Errata for included publications

Two articles included in the thesis that deal with encryption for P2P social networks are ”En-cryption for Peer-to-Peer Social Networks” and ”Access Control in Decentralized Online Social Networks: Applying a Policy-Hiding Cryptographic Scheme and Evaluating Its Performance”. The time difference between these two papers is a couple of years. The first paper states: ”CP-ABE and PE decryption algorithms contain bilinear pairing operations, and since they are computationally expensive and their number linearly depends on the number of attributes, we can conclude that this operation is quite expensive”. At the same time encryption operation is considered far less time consuming than decryption: ”the encryption time is very favorable” in this paper.
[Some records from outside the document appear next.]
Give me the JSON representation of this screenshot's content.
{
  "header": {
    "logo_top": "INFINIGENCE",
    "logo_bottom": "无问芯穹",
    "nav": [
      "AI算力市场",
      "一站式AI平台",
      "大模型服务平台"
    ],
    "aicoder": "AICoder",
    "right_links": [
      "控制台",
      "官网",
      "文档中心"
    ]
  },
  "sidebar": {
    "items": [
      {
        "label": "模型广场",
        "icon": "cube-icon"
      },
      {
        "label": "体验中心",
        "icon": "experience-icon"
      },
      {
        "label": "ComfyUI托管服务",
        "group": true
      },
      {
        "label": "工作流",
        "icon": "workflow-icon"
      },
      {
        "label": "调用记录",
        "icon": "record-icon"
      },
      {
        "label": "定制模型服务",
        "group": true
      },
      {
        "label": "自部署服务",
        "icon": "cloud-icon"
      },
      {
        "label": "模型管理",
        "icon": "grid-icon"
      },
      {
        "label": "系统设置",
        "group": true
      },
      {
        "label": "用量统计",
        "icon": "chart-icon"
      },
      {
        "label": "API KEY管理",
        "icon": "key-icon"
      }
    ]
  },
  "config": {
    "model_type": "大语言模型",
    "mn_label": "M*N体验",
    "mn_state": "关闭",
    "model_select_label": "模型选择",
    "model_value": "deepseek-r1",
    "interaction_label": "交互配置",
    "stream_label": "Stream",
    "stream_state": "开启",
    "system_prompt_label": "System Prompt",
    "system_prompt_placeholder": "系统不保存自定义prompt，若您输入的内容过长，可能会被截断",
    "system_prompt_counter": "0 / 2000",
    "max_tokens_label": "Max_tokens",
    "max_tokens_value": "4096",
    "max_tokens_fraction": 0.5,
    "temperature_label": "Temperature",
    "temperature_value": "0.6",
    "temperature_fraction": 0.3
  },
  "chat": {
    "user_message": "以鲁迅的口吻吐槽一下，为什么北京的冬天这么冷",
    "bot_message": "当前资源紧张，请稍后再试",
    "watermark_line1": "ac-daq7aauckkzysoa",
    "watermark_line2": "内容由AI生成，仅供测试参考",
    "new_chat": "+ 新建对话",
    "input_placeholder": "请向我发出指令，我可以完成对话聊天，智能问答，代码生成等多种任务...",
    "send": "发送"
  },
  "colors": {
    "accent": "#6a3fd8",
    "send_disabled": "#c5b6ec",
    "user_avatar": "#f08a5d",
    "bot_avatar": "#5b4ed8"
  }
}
We assumed that bilinear pairing are very expensive and should be the dominant component in the total operation latency. However, after the first article had been published, an article with extremely efficient implementation of pairing-based protocols [60] appeared. The authors achieved significantly lower timings than predecessors, in some cases ”more than 30 times faster ” [60]. The authors measured the performance of the implemented CP-ABE scheme by Waters [61] and observed that ”the Encrypt step for this implementation of this pro-tocol is actually more time-consuming than the pairing-heavy Decrypt step. This goes counter to the received wisdom”. So in fact, for this CP-ABE scheme encryption was slightly faster than decryption even though decryption contained bilinear pairings. By the time we were writing our second article, we already knew about these results, and applied predicate encryption scheme, which also contained bilinear pairing operations, to the P2P social networks context.